My favorite small publication of all time is also one that is practical: Lauren Graycar’s Kima: 70 Anna Magdalena Bach (scroll down), a perfect accompaniment to the 1968 film, The Chronicle of Anna Magdalena Bach by Danièle Huillet and Jean-Marie Straub, my favorite film. She is also behind the visual identity and custom typeface for the Christina Ramberg show currently making its way around the country and arriving in Philadelphia next month. Paulina Pobocha took part in the LA and Chicago iterations of this exhibition and is also behind Thomas Schütte, currently at MoMA. I have not heard as much hand-wringing about this show as I might have expected—it’s a hit! Certain dealers I have spoken with claim there is no “invention” (it seems the opposite), young artists love it, but not-young artists follow a common refrain: “… never really got what he was trying to do,” (seems obvious?). It is divisive, but Jason Farago, whose opinion is to be trusted, wrote about it glowingly.
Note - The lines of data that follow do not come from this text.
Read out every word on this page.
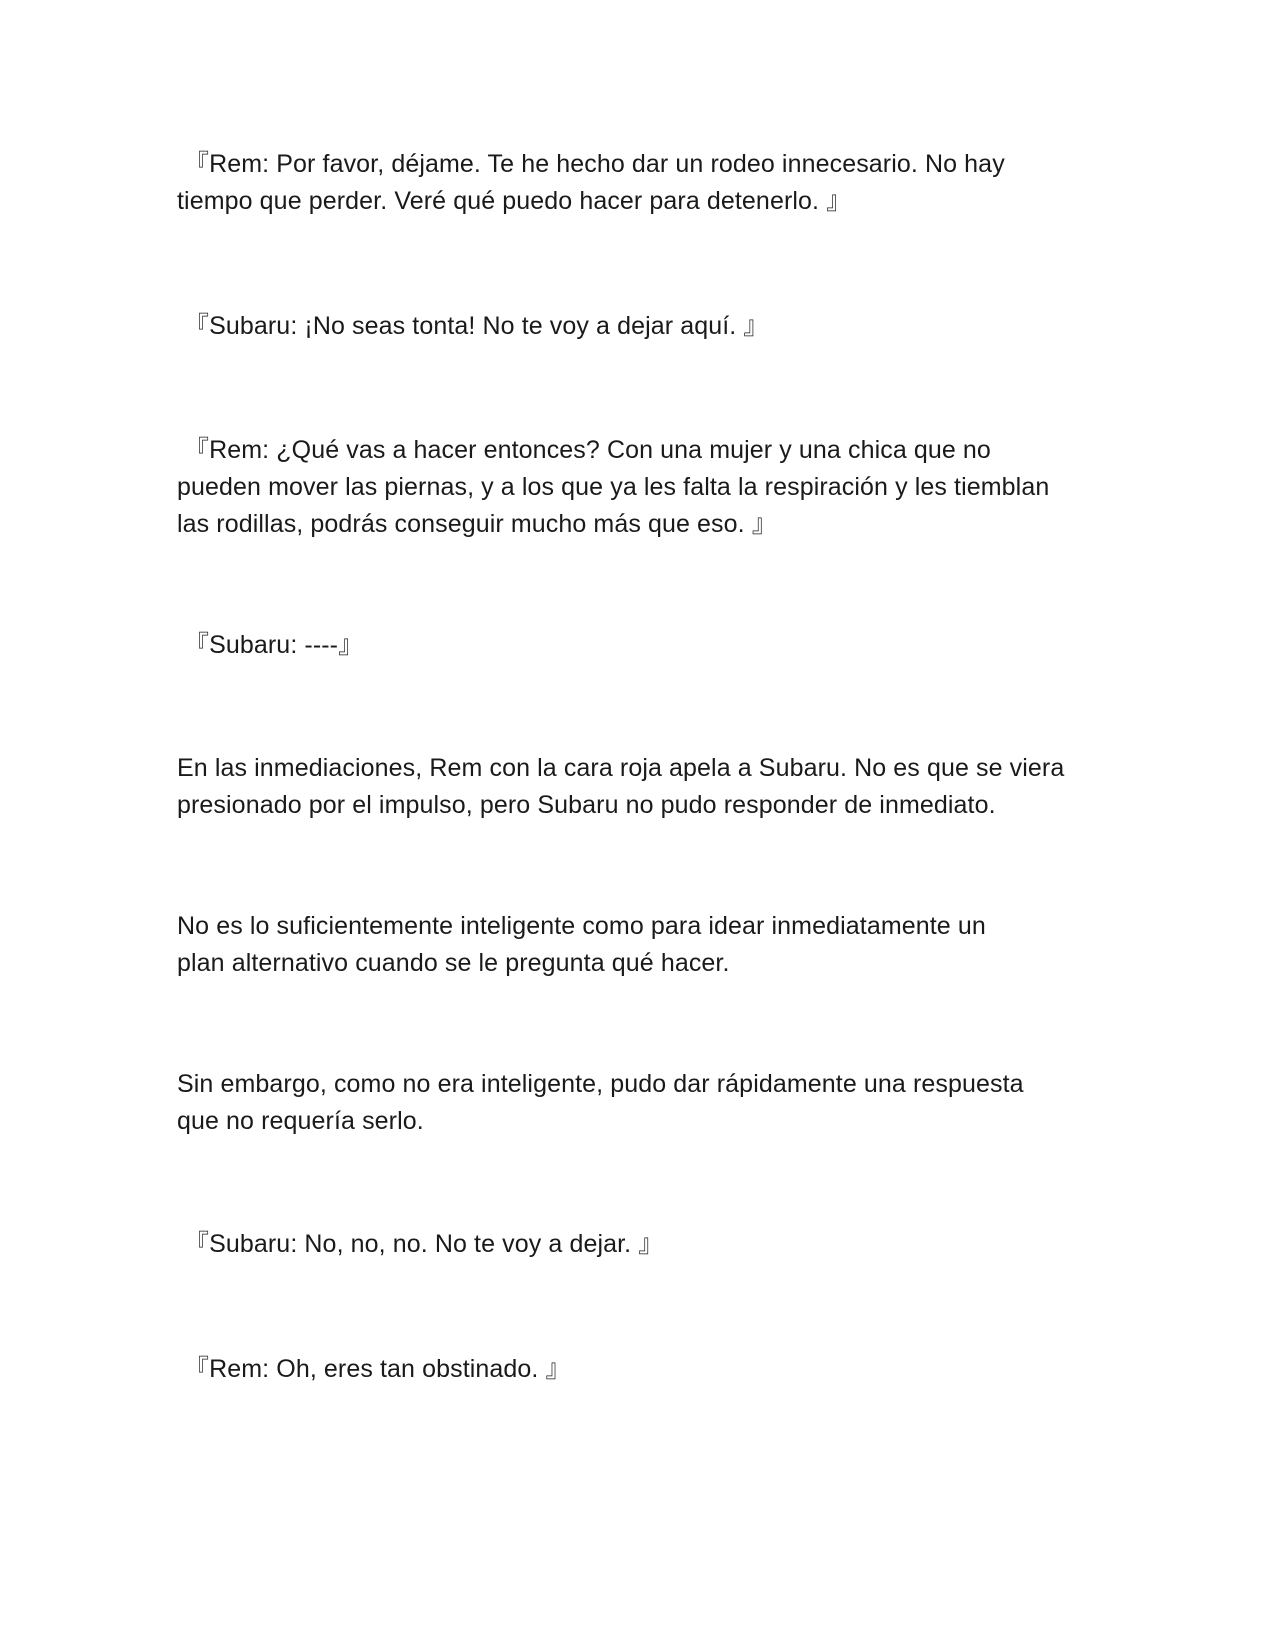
『Rem: Por favor, déjame. Te he hecho dar un rodeo innecesario. No hay
tiempo que perder. Veré qué puedo hacer para detenerlo. 』

『Subaru: ¡No seas tonta! No te voy a dejar aquí. 』

『Rem: ¿Qué vas a hacer entonces? Con una mujer y una chica que no
pueden mover las piernas, y a los que ya les falta la respiración y les tiemblan
las rodillas, podrás conseguir mucho más que eso. 』

『Subaru: ----』

En las inmediaciones, Rem con la cara roja apela a Subaru. No es que se viera
presionado por el impulso, pero Subaru no pudo responder de inmediato.

No es lo suficientemente inteligente como para idear inmediatamente un
plan alternativo cuando se le pregunta qué hacer.

Sin embargo, como no era inteligente, pudo dar rápidamente una respuesta
que no requería serlo.

『Subaru: No, no, no. No te voy a dejar. 』

『Rem: Oh, eres tan obstinado. 』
This is the sort of show that makes people who were previously philistines and who might continue to be so afterward, enjoy art—they will thoroughly enjoy it for reasons I will abstain from writing about here. This is not a knock, his work is confusing in a way that ultimately makes sense. (Will the magic continue?) This is all to say that Paulina Pobocha did a great job putting it together although this fact shouldn’t come as a surprise to anyone; she’s an exceptional curator and the city should collectively be lamenting that Los Angeles, and now Chicago, has taken her away from us. While at MoMA, Pobocha was able to install Richter’s 15-part masterpiece, October 18, 1977, as a part of The Long Run, and a few works by his student (not Schütte) Isa Genzken that have laid on the second floor for a few months surrounded by her study for the sculpture, an IBM chip, some Thomas Struth photographs, and an excellent Rosemarie Trockel. I think some of the works have moved around by now but you can still stand in front of Lutz Bacher’s Closed Circuit nearby and recognize some art world figures for a few minutes.